El idilio entre AC/DC y el público argentino sumó un nuevo capítulo histórico. Con un sonido impecable y una puesta en escena imponente, la banda liderada por Angus Young y Brian Johnson transformó la noche porteña en una celebración eléctrica. Desde los primeros acordes, quedó claro que los años no han mermado la capacidad del grupo para movilizar masas y generar una energía que solo el rock de estadios puede ofrecer.
El repertorio fue un viaje sin escalas por los grandes hitos de su carrera. Clásicos imbatibles como «Back in Black», «Thunderstruck» y «Highway to Hell» desataron el delirio de los fanáticos, quienes acompañaron cada riff con el ya tradicional fervor local. Angus Young, fiel a su uniforme de colegial, demostró una vitalidad envidiable al recorrer el escenario de punta a punta, reafirmando su estatus como uno de los guitarristas más icónicos de la historia.

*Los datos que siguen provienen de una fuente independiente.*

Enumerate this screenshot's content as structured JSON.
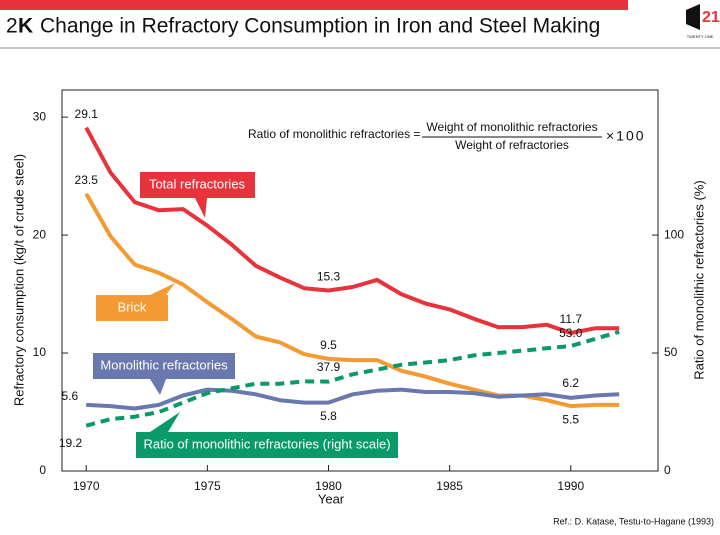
{
  "chart_data": {
    "type": "line",
    "title_number": "2",
    "title_letter": "K",
    "title": "Change in Refractory Consumption in Iron and Steel Making",
    "logo": "21",
    "logo_text": "TWENTY ONE",
    "x_label": "Year",
    "y_label": "Refractory consumption (kg/t of crude steel)",
    "y2_label": "Ratio of monolithic refractories (%)",
    "formula": {
      "lhs": "Ratio of monolithic refractories =",
      "numerator": "Weight of monolithic refractories",
      "denominator": "Weight of refractories",
      "multiplier": "×100"
    },
    "source": "Ref.: D. Katase, Testu-to-Hagane (1993)",
    "x": [
      1970,
      1971,
      1972,
      1973,
      1974,
      1975,
      1976,
      1977,
      1978,
      1979,
      1980,
      1981,
      1982,
      1983,
      1984,
      1985,
      1986,
      1987,
      1988,
      1989,
      1990,
      1991,
      1992
    ],
    "xlim": [
      1969,
      1993.6
    ],
    "xticks": [
      1970,
      1975,
      1980,
      1985,
      1990
    ],
    "ylim": [
      0,
      32.3
    ],
    "yticks": [
      0,
      10,
      20,
      30
    ],
    "y2lim": [
      0,
      161.5
    ],
    "y2ticks": [
      0,
      50,
      100
    ],
    "series": [
      {
        "name": "Total refractories",
        "color": "#e8333c",
        "values": [
          29.1,
          25.3,
          22.8,
          22.1,
          22.2,
          20.8,
          19.2,
          17.4,
          16.4,
          15.5,
          15.3,
          15.6,
          16.2,
          15.0,
          14.2,
          13.7,
          12.9,
          12.2,
          12.2,
          12.4,
          11.7,
          12.1,
          12.1
        ],
        "value_labels": [
          "29.1",
          null,
          null,
          null,
          null,
          null,
          null,
          null,
          null,
          null,
          "15.3",
          null,
          null,
          null,
          null,
          null,
          null,
          null,
          null,
          null,
          "11.7",
          null,
          null
        ]
      },
      {
        "name": "Brick",
        "color": "#f39a32",
        "values": [
          23.5,
          19.9,
          17.5,
          16.8,
          15.8,
          14.3,
          12.9,
          11.4,
          10.9,
          9.9,
          9.5,
          9.4,
          9.4,
          8.5,
          8.0,
          7.4,
          6.9,
          6.4,
          6.4,
          6.0,
          5.5,
          5.6,
          5.6
        ],
        "value_labels": [
          "23.5",
          null,
          null,
          null,
          null,
          null,
          null,
          null,
          null,
          null,
          "9.5",
          null,
          null,
          null,
          null,
          null,
          null,
          null,
          null,
          null,
          "5.5",
          null,
          null
        ]
      },
      {
        "name": "Monolithic refractories",
        "color": "#6a78b0",
        "values": [
          5.6,
          5.5,
          5.3,
          5.6,
          6.4,
          6.9,
          6.8,
          6.5,
          6.0,
          5.8,
          5.8,
          6.5,
          6.8,
          6.9,
          6.7,
          6.7,
          6.6,
          6.3,
          6.4,
          6.5,
          6.2,
          6.4,
          6.5
        ],
        "value_labels": [
          "5.6",
          null,
          null,
          null,
          null,
          null,
          null,
          null,
          null,
          null,
          "5.8",
          null,
          null,
          null,
          null,
          null,
          null,
          null,
          null,
          null,
          "6.2",
          null,
          null
        ]
      },
      {
        "name": "Ratio of monolithic refractories (right scale)",
        "color": "#0a9a6a",
        "axis": "y2",
        "dashed": true,
        "values": [
          19.2,
          22,
          23,
          25,
          29,
          33,
          35,
          37,
          37,
          38,
          37.9,
          41,
          43,
          45,
          46,
          47,
          49,
          50,
          51,
          52,
          53.0,
          56,
          59
        ],
        "value_labels": [
          "19.2",
          null,
          null,
          null,
          null,
          null,
          null,
          null,
          null,
          null,
          "37.9",
          null,
          null,
          null,
          null,
          null,
          null,
          null,
          null,
          null,
          "53.0",
          null,
          null
        ]
      }
    ]
  }
}
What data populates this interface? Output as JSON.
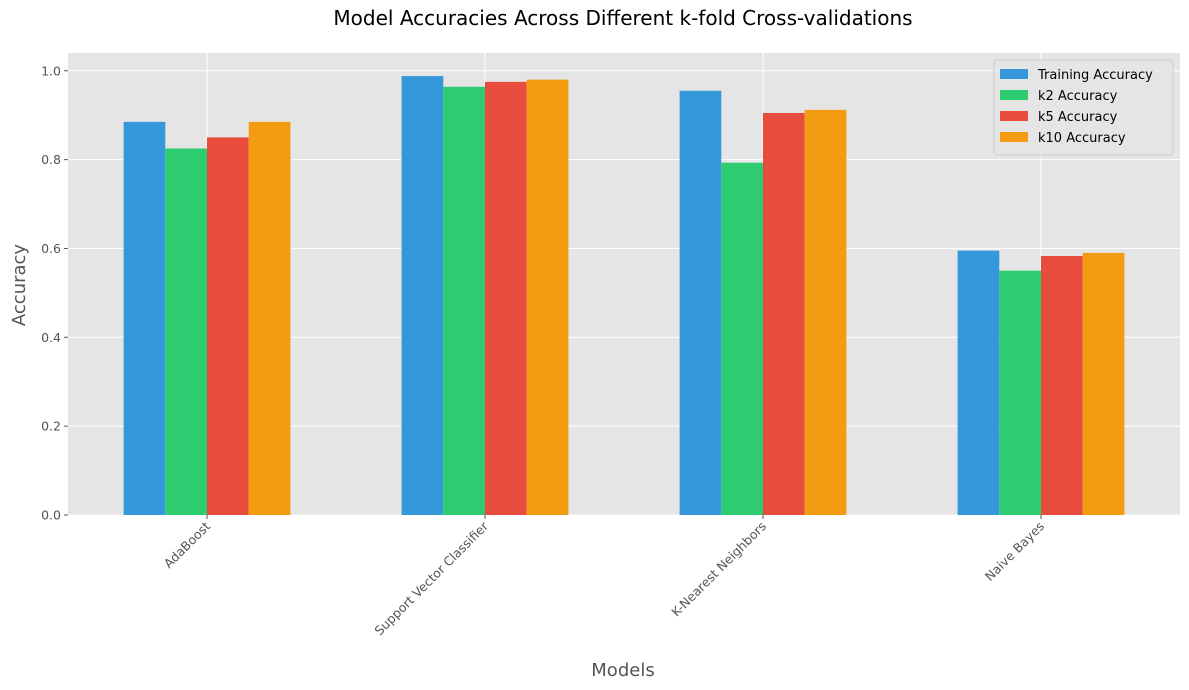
{
  "chart_data": {
    "type": "bar",
    "title": "Model Accuracies Across Different k-fold Cross-validations",
    "xlabel": "Models",
    "ylabel": "Accuracy",
    "categories": [
      "AdaBoost",
      "Support Vector Classifier",
      "K-Nearest Neighbors",
      "Naive Bayes"
    ],
    "series": [
      {
        "name": "Training Accuracy",
        "color": "#3498db",
        "values": [
          0.885,
          0.988,
          0.955,
          0.595
        ]
      },
      {
        "name": "k2 Accuracy",
        "color": "#2ecc71",
        "values": [
          0.825,
          0.964,
          0.793,
          0.55
        ]
      },
      {
        "name": "k5 Accuracy",
        "color": "#e74c3c",
        "values": [
          0.85,
          0.975,
          0.905,
          0.583
        ]
      },
      {
        "name": "k10 Accuracy",
        "color": "#f39c12",
        "values": [
          0.885,
          0.98,
          0.912,
          0.59
        ]
      }
    ],
    "ylim": [
      0,
      1.04
    ],
    "yticks": [
      "0.0",
      "0.2",
      "0.4",
      "0.6",
      "0.8",
      "1.0"
    ],
    "grid": true,
    "legend_position": "top-right",
    "background_color": "#e5e5e5",
    "grid_color": "#ffffff",
    "tick_label_rotation": 45
  }
}
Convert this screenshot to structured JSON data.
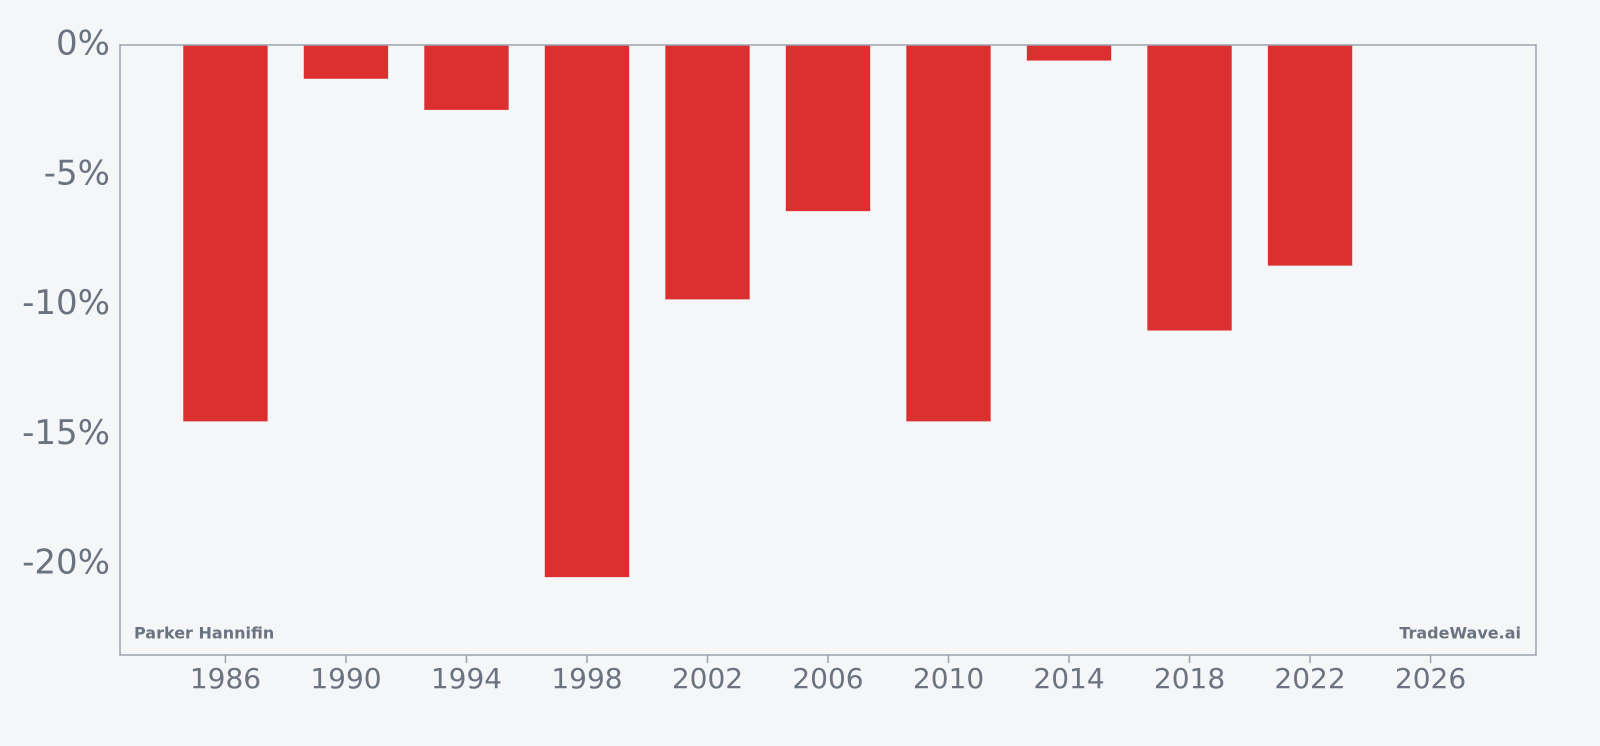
{
  "chart_data": {
    "type": "bar",
    "x": [
      1986,
      1990,
      1994,
      1998,
      2002,
      2006,
      2010,
      2014,
      2018,
      2022
    ],
    "values": [
      -14.5,
      -1.3,
      -2.5,
      -20.5,
      -9.8,
      -6.4,
      -14.5,
      -0.6,
      -11.0,
      -8.5
    ],
    "color": "#dc3030",
    "xlim": [
      1982.5,
      2029.5
    ],
    "xticks": [
      1986,
      1990,
      1994,
      1998,
      2002,
      2006,
      2010,
      2014,
      2018,
      2022,
      2026
    ],
    "ylim": [
      -23.5,
      0
    ],
    "yticks": [
      {
        "value": 0,
        "label": "0%"
      },
      {
        "value": -5,
        "label": "-5%"
      },
      {
        "value": -10,
        "label": "-10%"
      },
      {
        "value": -15,
        "label": "-15%"
      },
      {
        "value": -20,
        "label": "-20%"
      }
    ],
    "annotations": [
      "Parker Hannifin",
      "TradeWave.ai"
    ]
  }
}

El cierre del show fue una explosión de pirotecnia y decibelios que dejó a los asistentes con la sensación de haber presenciado un evento irrepetible. Con el estruendo de los cañones de «For Those About to Rock (We Salute You)», AC/DC se despidió de Buenos Aires, dejando una huella profunda y demostrando que, a pesar del paso del tiempo, su leyenda sigue más viva y ruidosa que nunca.